Yet another toddler falls, but this time a happier ending

A three-year-old toddler, who happens to be the son of two city police officers, tumbled from the family’s apartment window on Monday evening, June 14, at 7 p.m. The long fall came mere days after a high-profile disaster that happened Friday, June 11 when 4-year-old Malachi Johnson fell 23 stories to his death from the terrace of a Co-op City complex on DeKruif Place.

Luckily, this time around there was a happier ending. The child survived the fall with barely a scratch on him, thanks to a skinny tree just under the window that brushed him and eased his fall. The window is in back of an 3-story building at 1060 Huntington Avenue in Throggs Neck. The family’s apartment itself is on the third floor, but the window from which the boy fell was in the back, where it’s four stories to the ground.

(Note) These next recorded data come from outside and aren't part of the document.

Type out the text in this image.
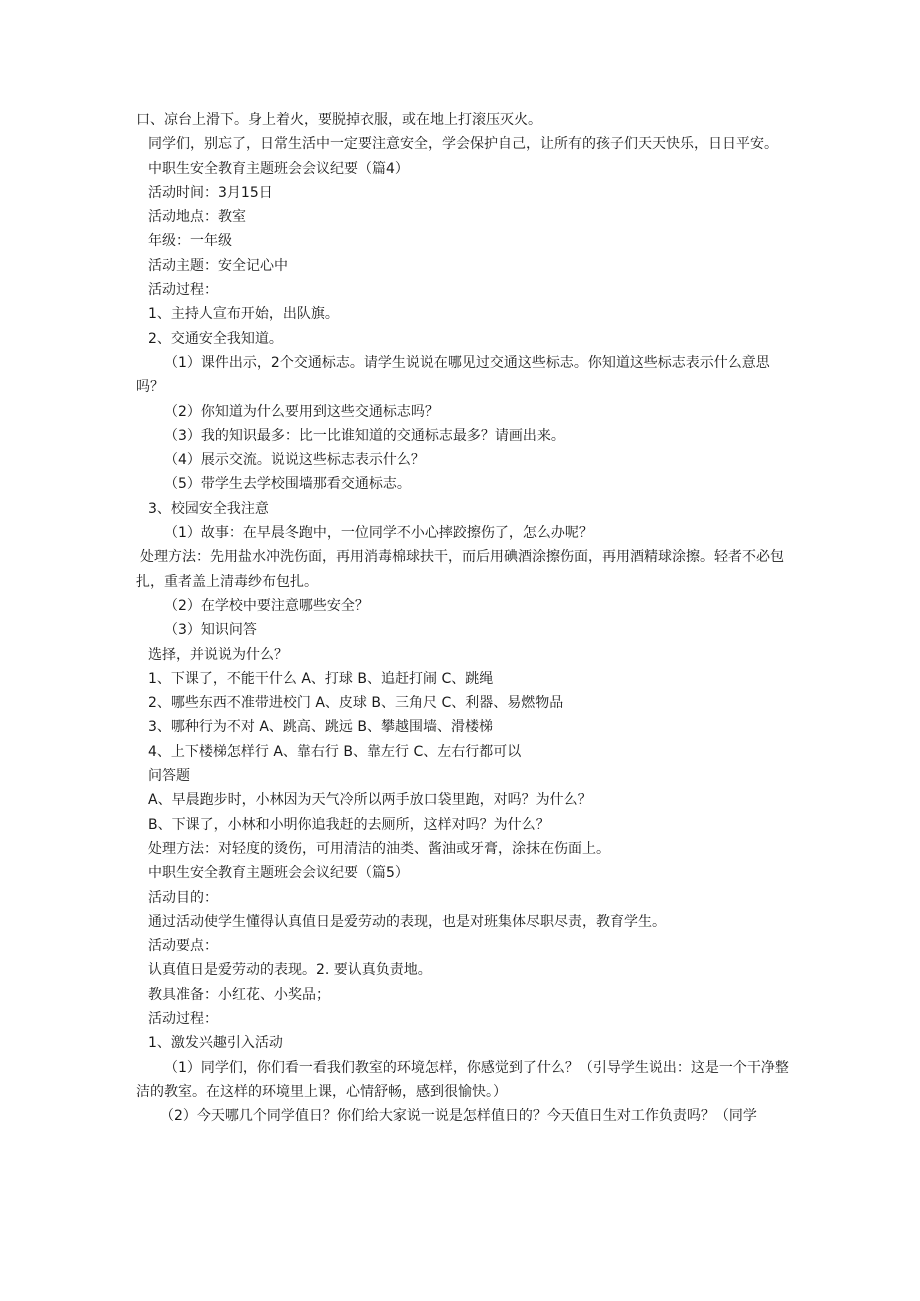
口、凉台上滑下。身上着火，要脱掉衣服，或在地上打滚压灭火。
同学们，别忘了，日常生活中一定要注意安全，学会保护自己，让所有的孩子们天天快乐，日日平安。
中职生安全教育主题班会会议纪要（篇4）
活动时间：3月15日
活动地点：教室
年级：一年级
活动主题：安全记心中
活动过程：
1、主持人宣布开始，出队旗。
2、交通安全我知道。
（1）课件出示，2个交通标志。请学生说说在哪见过交通这些标志。你知道这些标志表示什么意思吗？
（2）你知道为什么要用到这些交通标志吗？
（3）我的知识最多：比一比谁知道的交通标志最多？请画出来。
（4）展示交流。说说这些标志表示什么？
（5）带学生去学校围墙那看交通标志。
3、校园安全我注意
（1）故事：在早晨冬跑中，一位同学不小心摔跤擦伤了，怎么办呢？
处理方法：先用盐水冲洗伤面，再用消毒棉球扶干，而后用碘酒涂擦伤面，再用酒精球涂擦。轻者不必包扎，重者盖上清毒纱布包扎。
（2）在学校中要注意哪些安全？
（3）知识问答
选择，并说说为什么？
1、下课了，不能干什么 A、打球 B、追赶打闹 C、跳绳
2、哪些东西不准带进校门 A、皮球 B、三角尺 C、利器、易燃物品
3、哪种行为不对 A、跳高、跳远 B、攀越围墙、滑楼梯
4、上下楼梯怎样行 A、靠右行 B、靠左行 C、左右行都可以
问答题
A、早晨跑步时，小林因为天气冷所以两手放口袋里跑，对吗？为什么？
B、下课了，小林和小明你追我赶的去厕所，这样对吗？为什么？
处理方法：对轻度的烫伤，可用清洁的油类、酱油或牙膏，涂抹在伤面上。
中职生安全教育主题班会会议纪要（篇5）
活动目的：
通过活动使学生懂得认真值日是爱劳动的表现，也是对班集体尽职尽责，教育学生。
活动要点：
认真值日是爱劳动的表现。2. 要认真负责地。
教具准备：小红花、小奖品；
活动过程：
1、激发兴趣引入活动
（1）同学们，你们看一看我们教室的环境怎样，你感觉到了什么？（引导学生说出：这是一个干净整洁的教室。在这样的环境里上课，心情舒畅，感到很愉快。）
（2）今天哪几个同学值日？你们给大家说一说是怎样值日的？今天值日生对工作负责吗？（同学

Unfortunately, the window from which he fell is the only one of the building’s that does not have guard bars on it. Parents apparently keep the room locked, but forget to this time, and the child fell right through a screen.

“The good thing was… the tree kind of slowed his fall,” Jay Mandel, a neighbor, told the New York Post. Indeed, the child was taken to Jacobi Hospital but was deemed almost completely fine. However, the fall has raised eyebrows about this problem. Councilman Jimmy Vacca, for one, has been concerned about open windows for some time now.

“We can use this moment to remind ourselves that we all need to take precautions if we have young children in the home,” Vacca said about the June 14 accident. “Window guards may not be required in one- and two-family homes, but that doesn’t mean you shouldn’t install them.”

Vacca, along with some other elected officials, is also supporting some new legislation that would require greater protective measures on terrace doors when children under 10 live in an apartment that has a balcony.

“We need to do everything we can to prevent unnecessary tragedies when it comes to our children,” he added.